Events themselves come from the operating system, so Guard can't really control that. (Except of course in polling, but polling is usually slow).

Basically the problem is OSX. OSX adapter (rb-fsevent) watches directories recursively, period.

So ignore works by ignoring events to avoid calling plugins/watches/blocks. directories OTOH lets you choose which directories to watch recursively.

But, if you want to watch the project root directory, on OSX you're forced to watch everything.

Some details here:

https://github.com/guard/listen/issues/342 https://github.com/guard/listen/issues/280 https://github.com/guard/listen/issues/279

lisad commented 8 years ago

I get it so far, I see why the architecture must see events and then filter them later, and thank you for the explanation. But wouldn't it work to have the warning suppressed if the "ignore" feature is turned on for the directory triggering the warning?

e2 commented 8 years ago

In case it helps, first see this: https://github.com/guard/guard/issues/811#event-513189131

The answer is "no", because of ambiguity.

If you have a/b/foo symlinked to c/d/bar, and you change a/b/foo, it's unclear what event to report:

  1. a/b/foo changed?
  2. c/d/bar changed?
  3. both changed?

And what if there are symlinks between 'a' and 'c'? Listen would have to be either inconsistent or incredibly intelligent to figure out what to report. And realpath doesn't help, because it's counter to what users expect.

Listen monitors files and not paths, while users expect paths, so Listen does some magic to "preserve" what the user watched.

There are also "filesystem loops", which could hang Listen with an infinite loop.

The best way of thinking is: "the operating system watches directory recursively (blame Apple), and Listen translates multiple events into a single 'reasonable' event'.

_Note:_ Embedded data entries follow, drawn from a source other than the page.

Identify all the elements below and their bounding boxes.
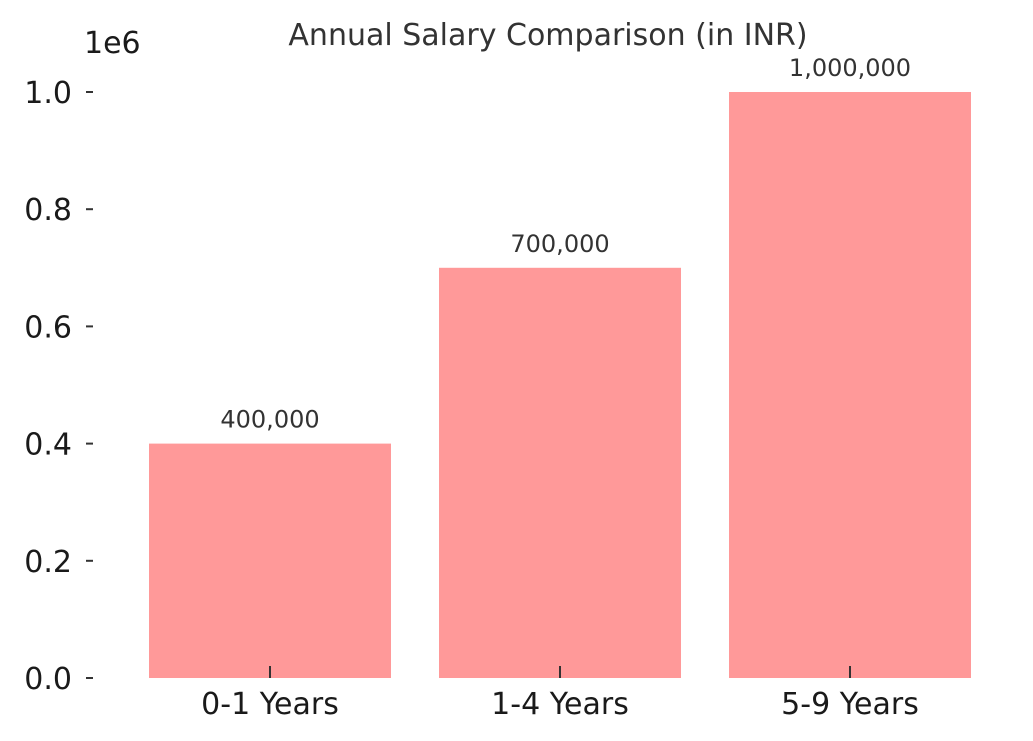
x-tick-label: 0-1 Years: [201, 687, 339, 722]
bar: [729, 92, 971, 678]
bars: 400,000 700,000 1,000,000: [149, 54, 971, 678]
y-axis-offset-label: 1e6: [84, 26, 141, 61]
bar: [149, 443, 391, 678]
y-tick-label: 0.8: [24, 193, 72, 228]
y-tick-label: 0.4: [24, 428, 72, 463]
y-tick-label: 0.6: [24, 310, 72, 345]
bar: [439, 267, 681, 678]
bar-data-label: 400,000: [220, 406, 319, 434]
y-tick-label: 0.0: [24, 662, 72, 697]
chart-title: Annual Salary Comparison (in INR): [288, 18, 807, 53]
bar-data-label: 700,000: [510, 230, 609, 258]
y-tick-label: 1.0: [24, 76, 72, 111]
x-axis: 0-1 Years 1-4 Years 5-9 Years: [201, 666, 919, 722]
y-tick-label: 0.2: [24, 545, 72, 580]
x-tick-label: 5-9 Years: [781, 687, 919, 722]
y-axis: 0.0 0.2 0.4 0.6 0.8 1.0: [24, 76, 93, 697]
bar-data-label: 1,000,000: [789, 54, 911, 82]
x-tick-label: 1-4 Years: [491, 687, 629, 722]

The reason Listen can't be smarter with symlinks is because of current OSX implementation limits.

The 'ignore' feature is a high-level one, to avoid temp files, log files, backup files - and to optimize things when polling is used.

The warning is there to protect novice users from getting stuck with extremely frustrating and hard to debug problems.

The project should be reorganized to avoid the warning, because philosophically it's the right thing to do. It's not that symlinks are "bad", it's just that watching the same physical directories multiple times makes no sense.

Yes, it's convenient to use symlinks for editing and organizing a project, but it doesn't make sense to WATCH symlinked directories. And the OSX adapter simply doesn't allow NOT WATCHING subdirectories, because it's recursive.

e2 commented 8 years ago

I'm planning to solve this with: https://github.com/guard/listen/issues/381

Basically, once Listen has an internal database of symlinks, you should be able to watch symlinks properly.